Me guió hasta su despacho.

—Ayer conocí al doctor Page, de su revista —dijo—. Pasó mucho tiempo con el doctor Celtavini y conmigo. Pensé que habíamos contestado satisfactoriamente a todas sus preguntas.

—Se trata de una pregunta que no se le pudo ocurrir a Ken Page, porque está relacionada con algo que he averiguado esta mañana, doctora Kendall —contesté—. Tengo entendido que el interés inicial de Nicholas Spencer por la vacuna fue inducido por las investigaciones de su padre en el laboratorio de casa.

La mujer asintió.

—Eso me han dicho.

—Las notas antiguas del doctor Spencer las guardaba para Nick Spencer el médico que compró su casa de Caspien, Connecticut. Alguien que afirmaba trabajar para Gen-stone se las llevó el pasado otoño.

—¿Por qué dice «que afirmaba trabajar para Gen-stone»?

Me volví. El doctor Celtavini estaba en la puerta.

—Lo digo porque Nicholas Spencer fue en persona a recuperarlas, y según el doctor Broderick, que las guardaba, se quedó muy preocupado al saber que ya no estaban.

Fue difícil juzgar la reacción del doctor Celtavini. ¿Sorpresa? ¿Preocupación? ¿O algo más que eso, algo cercano a la tristeza? Habría dado cualquier cosa por leer en su mente.

—¿Sabe el nombre de la persona que se llevó las notas? —preguntó la doctora Kendall.

—El doctor Broderick no recuerda su nombre. Le describió como un hombre bien vestido, de cabello castaño rojizo y unos cuarenta años de edad.

Los dos médicos se miraron.

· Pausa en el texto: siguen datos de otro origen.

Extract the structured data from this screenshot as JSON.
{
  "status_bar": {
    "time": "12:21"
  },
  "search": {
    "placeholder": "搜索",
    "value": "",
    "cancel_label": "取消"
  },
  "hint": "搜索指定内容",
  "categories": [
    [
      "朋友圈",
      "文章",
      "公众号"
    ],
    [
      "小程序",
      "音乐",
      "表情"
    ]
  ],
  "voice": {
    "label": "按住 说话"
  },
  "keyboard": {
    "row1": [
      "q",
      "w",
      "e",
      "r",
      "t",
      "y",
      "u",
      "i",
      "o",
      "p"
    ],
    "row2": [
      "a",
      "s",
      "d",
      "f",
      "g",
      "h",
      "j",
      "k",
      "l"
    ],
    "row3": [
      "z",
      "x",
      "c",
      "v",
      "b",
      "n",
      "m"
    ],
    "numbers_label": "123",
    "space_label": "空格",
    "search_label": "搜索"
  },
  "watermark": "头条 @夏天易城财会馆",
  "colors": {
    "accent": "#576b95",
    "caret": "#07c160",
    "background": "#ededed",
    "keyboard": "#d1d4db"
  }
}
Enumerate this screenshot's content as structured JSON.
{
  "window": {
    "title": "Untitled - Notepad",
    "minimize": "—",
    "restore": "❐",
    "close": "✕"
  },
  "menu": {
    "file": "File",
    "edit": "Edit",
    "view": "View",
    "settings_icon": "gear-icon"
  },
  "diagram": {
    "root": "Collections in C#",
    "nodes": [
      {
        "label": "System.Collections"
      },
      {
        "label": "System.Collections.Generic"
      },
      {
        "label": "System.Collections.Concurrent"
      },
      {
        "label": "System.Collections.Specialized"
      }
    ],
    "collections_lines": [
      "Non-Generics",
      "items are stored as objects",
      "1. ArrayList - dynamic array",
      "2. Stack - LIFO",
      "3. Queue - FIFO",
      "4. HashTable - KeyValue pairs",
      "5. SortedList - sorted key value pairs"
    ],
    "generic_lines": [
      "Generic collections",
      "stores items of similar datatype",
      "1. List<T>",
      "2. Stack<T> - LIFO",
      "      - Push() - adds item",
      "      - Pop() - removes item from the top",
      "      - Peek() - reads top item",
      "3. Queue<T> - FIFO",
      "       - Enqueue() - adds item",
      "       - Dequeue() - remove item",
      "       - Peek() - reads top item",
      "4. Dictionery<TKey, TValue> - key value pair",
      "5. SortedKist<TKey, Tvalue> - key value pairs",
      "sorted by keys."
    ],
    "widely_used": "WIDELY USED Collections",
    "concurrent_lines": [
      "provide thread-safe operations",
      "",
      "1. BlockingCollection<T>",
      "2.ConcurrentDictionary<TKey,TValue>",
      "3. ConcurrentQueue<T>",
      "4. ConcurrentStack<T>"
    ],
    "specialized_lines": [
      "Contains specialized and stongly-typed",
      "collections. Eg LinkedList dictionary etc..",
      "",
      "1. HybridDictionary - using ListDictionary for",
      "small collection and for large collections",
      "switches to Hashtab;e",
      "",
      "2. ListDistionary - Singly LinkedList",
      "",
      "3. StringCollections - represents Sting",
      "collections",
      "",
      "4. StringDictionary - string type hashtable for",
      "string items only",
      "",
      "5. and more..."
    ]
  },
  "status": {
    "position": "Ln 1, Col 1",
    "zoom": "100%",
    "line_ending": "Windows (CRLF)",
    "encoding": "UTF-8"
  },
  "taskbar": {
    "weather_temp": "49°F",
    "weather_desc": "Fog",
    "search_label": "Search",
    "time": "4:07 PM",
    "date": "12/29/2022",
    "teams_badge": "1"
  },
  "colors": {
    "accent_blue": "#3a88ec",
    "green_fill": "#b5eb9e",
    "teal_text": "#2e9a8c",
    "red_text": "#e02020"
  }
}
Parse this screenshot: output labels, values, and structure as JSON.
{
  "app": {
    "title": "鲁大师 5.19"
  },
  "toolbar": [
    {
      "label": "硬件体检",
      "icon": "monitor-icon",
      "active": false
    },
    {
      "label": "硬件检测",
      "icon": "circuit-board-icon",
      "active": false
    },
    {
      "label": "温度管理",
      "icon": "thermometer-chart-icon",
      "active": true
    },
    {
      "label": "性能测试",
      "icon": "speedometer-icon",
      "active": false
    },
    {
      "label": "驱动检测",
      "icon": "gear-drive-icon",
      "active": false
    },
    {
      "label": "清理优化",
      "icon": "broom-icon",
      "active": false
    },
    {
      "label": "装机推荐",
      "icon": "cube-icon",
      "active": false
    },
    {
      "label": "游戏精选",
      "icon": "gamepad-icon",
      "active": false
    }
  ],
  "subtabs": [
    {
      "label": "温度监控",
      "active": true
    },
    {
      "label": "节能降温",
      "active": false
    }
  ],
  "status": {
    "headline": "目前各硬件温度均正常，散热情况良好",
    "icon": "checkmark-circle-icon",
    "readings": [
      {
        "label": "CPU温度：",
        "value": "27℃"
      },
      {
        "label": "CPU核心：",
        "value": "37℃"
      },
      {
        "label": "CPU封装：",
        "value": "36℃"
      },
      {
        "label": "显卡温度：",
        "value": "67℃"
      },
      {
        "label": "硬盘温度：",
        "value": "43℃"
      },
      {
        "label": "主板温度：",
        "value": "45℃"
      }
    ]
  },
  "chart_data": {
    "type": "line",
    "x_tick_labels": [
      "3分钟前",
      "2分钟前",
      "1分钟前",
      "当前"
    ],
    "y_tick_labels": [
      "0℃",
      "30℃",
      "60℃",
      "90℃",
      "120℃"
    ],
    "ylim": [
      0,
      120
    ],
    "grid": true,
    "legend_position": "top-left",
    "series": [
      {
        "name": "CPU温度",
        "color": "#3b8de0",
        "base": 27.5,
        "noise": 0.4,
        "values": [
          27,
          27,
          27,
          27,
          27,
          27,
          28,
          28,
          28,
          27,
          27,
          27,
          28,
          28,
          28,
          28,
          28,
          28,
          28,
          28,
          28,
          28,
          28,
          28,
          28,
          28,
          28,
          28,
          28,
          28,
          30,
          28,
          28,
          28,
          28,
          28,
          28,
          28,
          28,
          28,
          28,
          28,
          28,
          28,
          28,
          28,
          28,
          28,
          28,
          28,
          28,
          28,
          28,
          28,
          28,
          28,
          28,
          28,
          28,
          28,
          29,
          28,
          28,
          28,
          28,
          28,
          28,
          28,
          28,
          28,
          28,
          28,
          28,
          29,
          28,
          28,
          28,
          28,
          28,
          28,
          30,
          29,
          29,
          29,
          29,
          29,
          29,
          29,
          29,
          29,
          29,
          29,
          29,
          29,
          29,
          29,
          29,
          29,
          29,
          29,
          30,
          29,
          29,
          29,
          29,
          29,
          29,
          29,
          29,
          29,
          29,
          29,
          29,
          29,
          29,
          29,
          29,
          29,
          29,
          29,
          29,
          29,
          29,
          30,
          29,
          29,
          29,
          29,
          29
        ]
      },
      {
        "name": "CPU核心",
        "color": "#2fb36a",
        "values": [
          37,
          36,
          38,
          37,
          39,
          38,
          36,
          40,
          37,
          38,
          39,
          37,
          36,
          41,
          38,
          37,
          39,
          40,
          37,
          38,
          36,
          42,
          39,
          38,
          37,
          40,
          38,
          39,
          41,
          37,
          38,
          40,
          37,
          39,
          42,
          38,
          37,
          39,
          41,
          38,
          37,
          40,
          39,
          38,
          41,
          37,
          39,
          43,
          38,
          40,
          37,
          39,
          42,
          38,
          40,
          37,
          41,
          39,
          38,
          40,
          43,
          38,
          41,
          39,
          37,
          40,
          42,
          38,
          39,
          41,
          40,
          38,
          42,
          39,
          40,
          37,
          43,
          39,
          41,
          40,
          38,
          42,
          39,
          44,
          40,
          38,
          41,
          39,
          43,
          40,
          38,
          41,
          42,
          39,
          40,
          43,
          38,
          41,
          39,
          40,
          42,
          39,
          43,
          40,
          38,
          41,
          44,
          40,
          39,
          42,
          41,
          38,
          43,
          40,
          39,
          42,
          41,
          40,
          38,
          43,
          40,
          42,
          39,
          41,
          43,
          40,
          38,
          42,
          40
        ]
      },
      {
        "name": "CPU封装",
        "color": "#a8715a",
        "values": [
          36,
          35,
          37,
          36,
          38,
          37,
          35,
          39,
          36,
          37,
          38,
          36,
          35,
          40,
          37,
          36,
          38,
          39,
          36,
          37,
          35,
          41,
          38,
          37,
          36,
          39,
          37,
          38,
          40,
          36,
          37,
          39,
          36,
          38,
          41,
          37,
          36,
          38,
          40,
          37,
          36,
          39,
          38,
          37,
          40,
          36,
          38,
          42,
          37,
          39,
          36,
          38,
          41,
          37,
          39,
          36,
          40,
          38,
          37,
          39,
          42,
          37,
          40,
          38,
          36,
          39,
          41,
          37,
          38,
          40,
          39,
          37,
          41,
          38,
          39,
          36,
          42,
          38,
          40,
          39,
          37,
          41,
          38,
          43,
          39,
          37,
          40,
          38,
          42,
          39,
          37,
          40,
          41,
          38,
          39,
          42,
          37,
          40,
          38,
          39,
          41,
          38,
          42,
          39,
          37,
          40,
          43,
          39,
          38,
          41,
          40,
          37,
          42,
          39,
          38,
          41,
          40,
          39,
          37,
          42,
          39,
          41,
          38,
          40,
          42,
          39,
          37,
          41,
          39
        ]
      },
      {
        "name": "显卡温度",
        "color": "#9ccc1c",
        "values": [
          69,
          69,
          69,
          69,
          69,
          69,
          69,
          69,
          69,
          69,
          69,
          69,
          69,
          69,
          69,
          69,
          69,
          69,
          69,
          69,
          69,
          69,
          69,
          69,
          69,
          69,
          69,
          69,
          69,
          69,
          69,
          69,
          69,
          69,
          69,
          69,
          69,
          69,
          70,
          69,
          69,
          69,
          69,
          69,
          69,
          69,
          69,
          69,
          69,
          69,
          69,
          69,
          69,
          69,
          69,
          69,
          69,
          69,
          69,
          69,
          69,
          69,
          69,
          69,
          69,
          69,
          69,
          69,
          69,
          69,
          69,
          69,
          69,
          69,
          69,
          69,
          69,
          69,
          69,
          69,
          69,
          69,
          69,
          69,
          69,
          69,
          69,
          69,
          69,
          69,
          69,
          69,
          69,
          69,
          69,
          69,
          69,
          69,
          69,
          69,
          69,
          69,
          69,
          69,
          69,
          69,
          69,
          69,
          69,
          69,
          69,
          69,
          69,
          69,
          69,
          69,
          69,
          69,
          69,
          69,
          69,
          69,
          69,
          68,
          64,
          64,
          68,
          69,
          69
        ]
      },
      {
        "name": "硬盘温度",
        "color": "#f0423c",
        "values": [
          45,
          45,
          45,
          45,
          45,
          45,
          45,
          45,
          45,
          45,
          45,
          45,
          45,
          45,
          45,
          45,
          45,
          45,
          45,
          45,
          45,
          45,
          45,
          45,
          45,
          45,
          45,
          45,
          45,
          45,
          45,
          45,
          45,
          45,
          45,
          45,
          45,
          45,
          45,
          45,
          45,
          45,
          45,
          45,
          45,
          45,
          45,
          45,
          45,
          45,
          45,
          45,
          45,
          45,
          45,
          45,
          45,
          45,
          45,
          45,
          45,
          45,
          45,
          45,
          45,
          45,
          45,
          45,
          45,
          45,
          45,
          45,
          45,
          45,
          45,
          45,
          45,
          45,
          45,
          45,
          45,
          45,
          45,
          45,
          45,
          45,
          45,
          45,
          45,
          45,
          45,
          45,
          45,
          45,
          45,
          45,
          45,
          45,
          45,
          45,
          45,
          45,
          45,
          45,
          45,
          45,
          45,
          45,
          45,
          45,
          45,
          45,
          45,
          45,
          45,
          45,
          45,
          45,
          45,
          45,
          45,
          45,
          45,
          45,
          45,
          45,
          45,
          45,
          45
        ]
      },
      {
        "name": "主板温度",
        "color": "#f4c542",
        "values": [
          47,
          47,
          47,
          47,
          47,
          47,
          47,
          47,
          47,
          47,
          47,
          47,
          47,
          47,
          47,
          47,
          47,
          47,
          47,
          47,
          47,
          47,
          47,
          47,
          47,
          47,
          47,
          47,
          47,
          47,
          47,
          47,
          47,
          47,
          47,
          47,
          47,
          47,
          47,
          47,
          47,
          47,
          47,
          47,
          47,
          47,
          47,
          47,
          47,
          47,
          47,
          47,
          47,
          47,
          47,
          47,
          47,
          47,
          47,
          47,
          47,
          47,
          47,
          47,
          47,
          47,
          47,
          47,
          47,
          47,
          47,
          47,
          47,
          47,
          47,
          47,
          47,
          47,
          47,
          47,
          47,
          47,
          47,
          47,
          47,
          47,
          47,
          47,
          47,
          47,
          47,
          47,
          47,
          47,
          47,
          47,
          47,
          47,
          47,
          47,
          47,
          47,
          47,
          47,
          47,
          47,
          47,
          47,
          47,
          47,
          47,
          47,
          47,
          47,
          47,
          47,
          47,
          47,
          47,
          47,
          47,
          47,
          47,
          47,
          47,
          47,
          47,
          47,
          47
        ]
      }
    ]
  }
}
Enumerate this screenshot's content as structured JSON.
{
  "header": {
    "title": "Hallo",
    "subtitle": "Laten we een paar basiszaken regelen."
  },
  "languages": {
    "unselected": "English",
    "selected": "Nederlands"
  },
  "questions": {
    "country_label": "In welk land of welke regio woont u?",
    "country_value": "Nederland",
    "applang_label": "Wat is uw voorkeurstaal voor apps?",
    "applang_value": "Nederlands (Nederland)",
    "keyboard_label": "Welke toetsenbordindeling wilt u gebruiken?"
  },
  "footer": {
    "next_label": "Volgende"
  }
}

El doctor Celtavini meneó la cabeza.

—No conozco a ninguna persona de estas características relacionada con el laboratorio. Tal vez la secretaria de Nick Spencer, Vivian Powers, podría ayudarla.

Tenía una docena de preguntas que me habría gustado formular al doctor Celtavini. Mi instinto me decía que el hombre estaba en guerra consigo mismo. Ayer había dicho que despreciaba a Nick Spencer, no solo por su doblez, sino porque había manchado su reputación. No me cabía duda de que era sincero a ese respecto, pero también creía que había algo más. Entonces, se dirigió a la doctora Kendall.

—Laura, si hubiéramos enviado a alguien en busca de unas notas, ¿no habríamos utilizado a nuestros propios mensajeros?

—Eso creo, doctor.

—Y yo también. Señorita DeCarlo, ¿tiene el número de teléfono del doctor Broderick? Me gustaría hablar con él.

Se lo di y me fui. Me detuve en el mostrador de recepción y confirmé que si el señor Spencer hubiera querido que le entregaran algo relacionado con la empresa, habría utilizado casi sin la menor duda a uno de los tres hombres contratados a tal efecto. También solicité ver a Vivian Powers, pero se había tomado el día libre.

Cuando salí de Gen-stone, al menos estaba muy segura de una cosa: el tipo del pelo castaño rojizo que había recogido las notas del doctor Spencer no estaba autorizado a llevárselas.

La pregunta era: ¿adónde habían ido a parar esas notas? Y la información más importante: ¿qué contenían?